En plus de la mise en place de ce système vertueux, le « Circuit du Trésor » permettait à l’État de contrôler la monnaie et donc de soumettre le système bancaire à la puissance publique, une situation inverse à celle que l’on vit aujourd’hui. En effet, par l’émission de ce que l’on appelait « plancher de bons », l’État obligeait les banques à lui emprunter une somme d’argent minimale à des taux qu’il avait lui-même fixés. C’était donc l’Etat le créancier. De par cette position, il percevait des intérêts.
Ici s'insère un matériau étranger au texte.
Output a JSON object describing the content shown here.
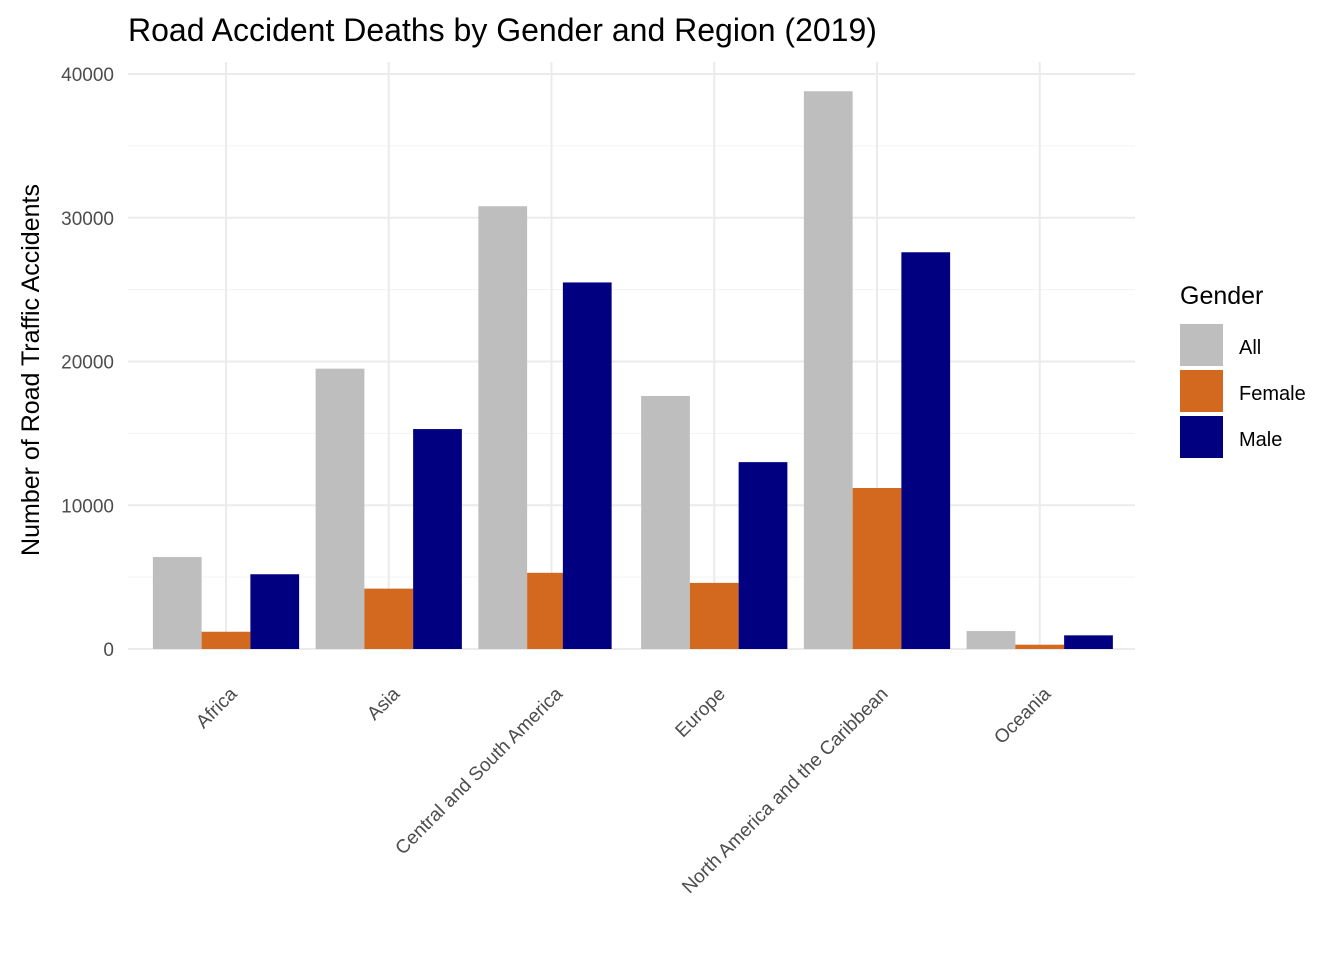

Ce système faisait qu’à partir du moment où la dette eut été réduite elle n’augmenta plus et il fallut même attendre les années 70 pour voir réapparaître ce sujet dans le débat public.
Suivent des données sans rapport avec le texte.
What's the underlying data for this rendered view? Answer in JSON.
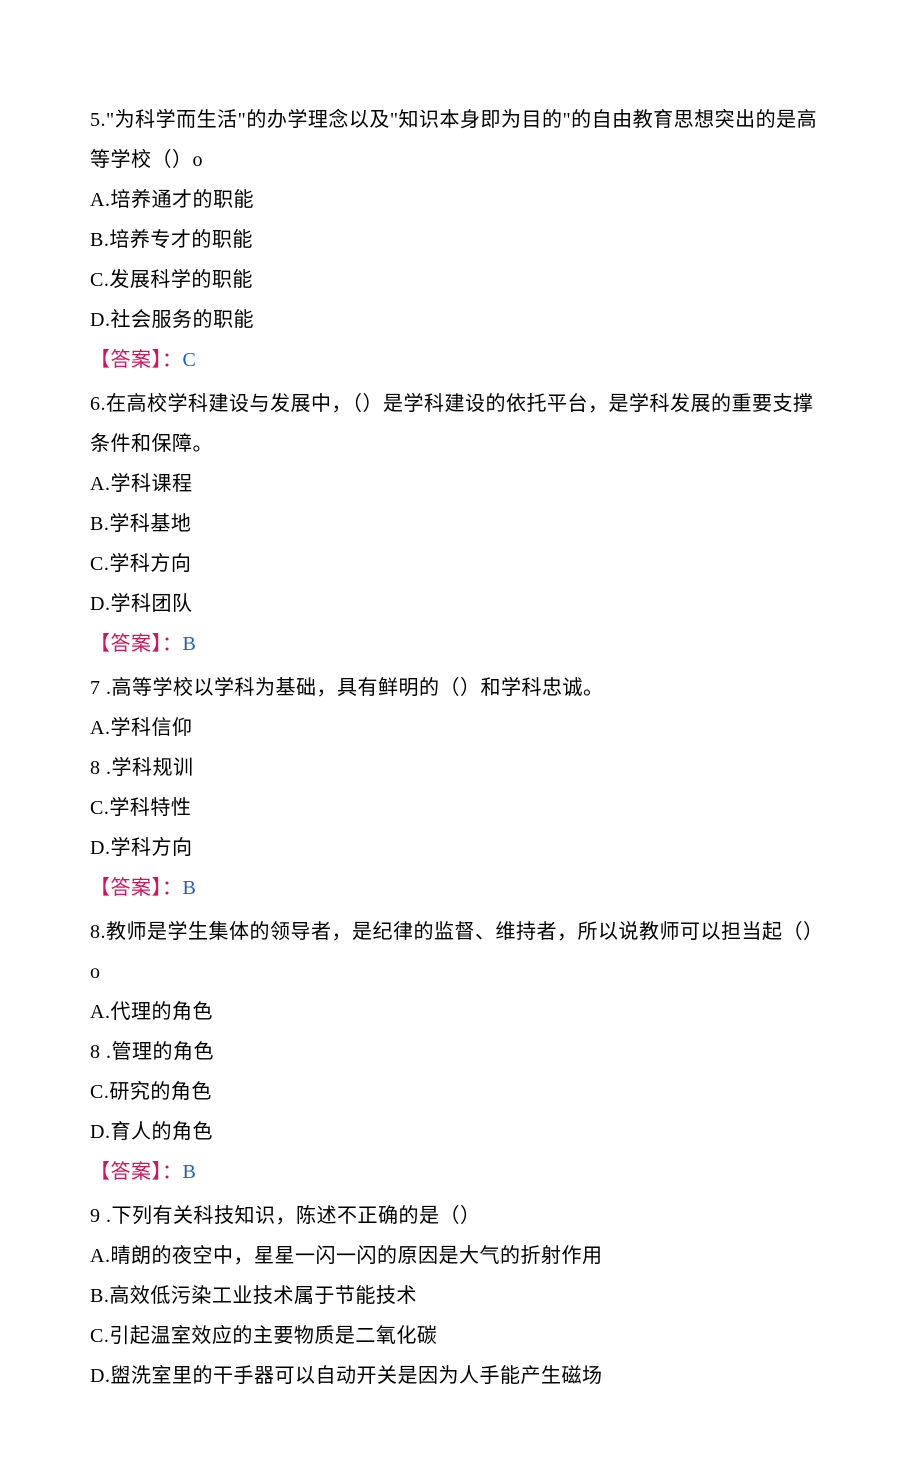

Dette publique de la France de 1800 à 2010

En 1967, le système des planchers de bons est supprimé. Alors qu’il avait fait ses preuves du point de vue de son efficacité tant pour financer la croissance que pour maîtriser le déficit public, le Circuit du Trésor Public fut progressivement arrêté. De là à voir une corrélation entre la fin de ce système, pour aller vers plus de recours aux marchés financiers dans les financements de l’État, et l’augmentation de la dette publique française, il n’y a qu’un pas. Quoi qu’il en soit, une chose est sûre et à un écho certain au vu de l’actualité : l’argument des détracteurs du Circuit du Trésor était qu’ils créaient de l’inflation. Or, c’est bel et bien l’inflation, dans des propensions raisonnables, qui a financé la reconstruction et le programme social du CNR. Donnant lieu à un cercle vertueux : tout le monde a du travail, donc tout le monde consomme, du coup il y a de l’inflation, donc de l’investissement, et donc plus de travail, etc.
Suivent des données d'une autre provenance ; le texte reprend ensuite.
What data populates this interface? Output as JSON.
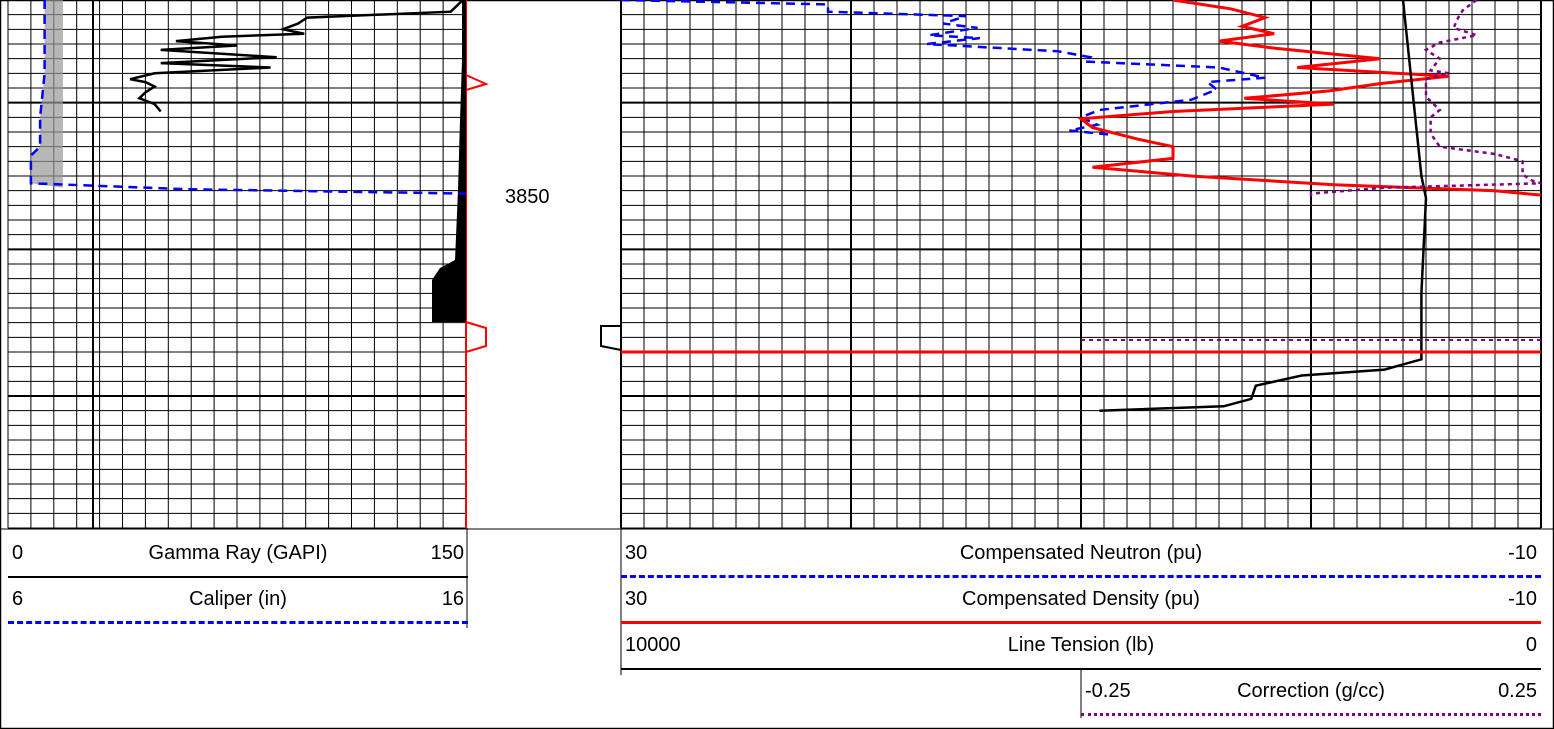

On peut donc constater que la motivation de ceux qui ont abattu ce système était de satisfaire une minorité de privilégiés et cela contre l’intérêt général. Tandis que le Circuit du Trésor favorisait le travail, le système qui l’a progressivement remplacé, lui, favorise les spéculateurs. En effet, lorsqu’il y a de l’inflation, ce qui est rentable c’est d’investir et de consommer puisque demain les prix seront plus élevés qu’hier. Dans un monde avec peu d’inflation, ce qui est rentable c’est l’épargne et l’argent qui dort.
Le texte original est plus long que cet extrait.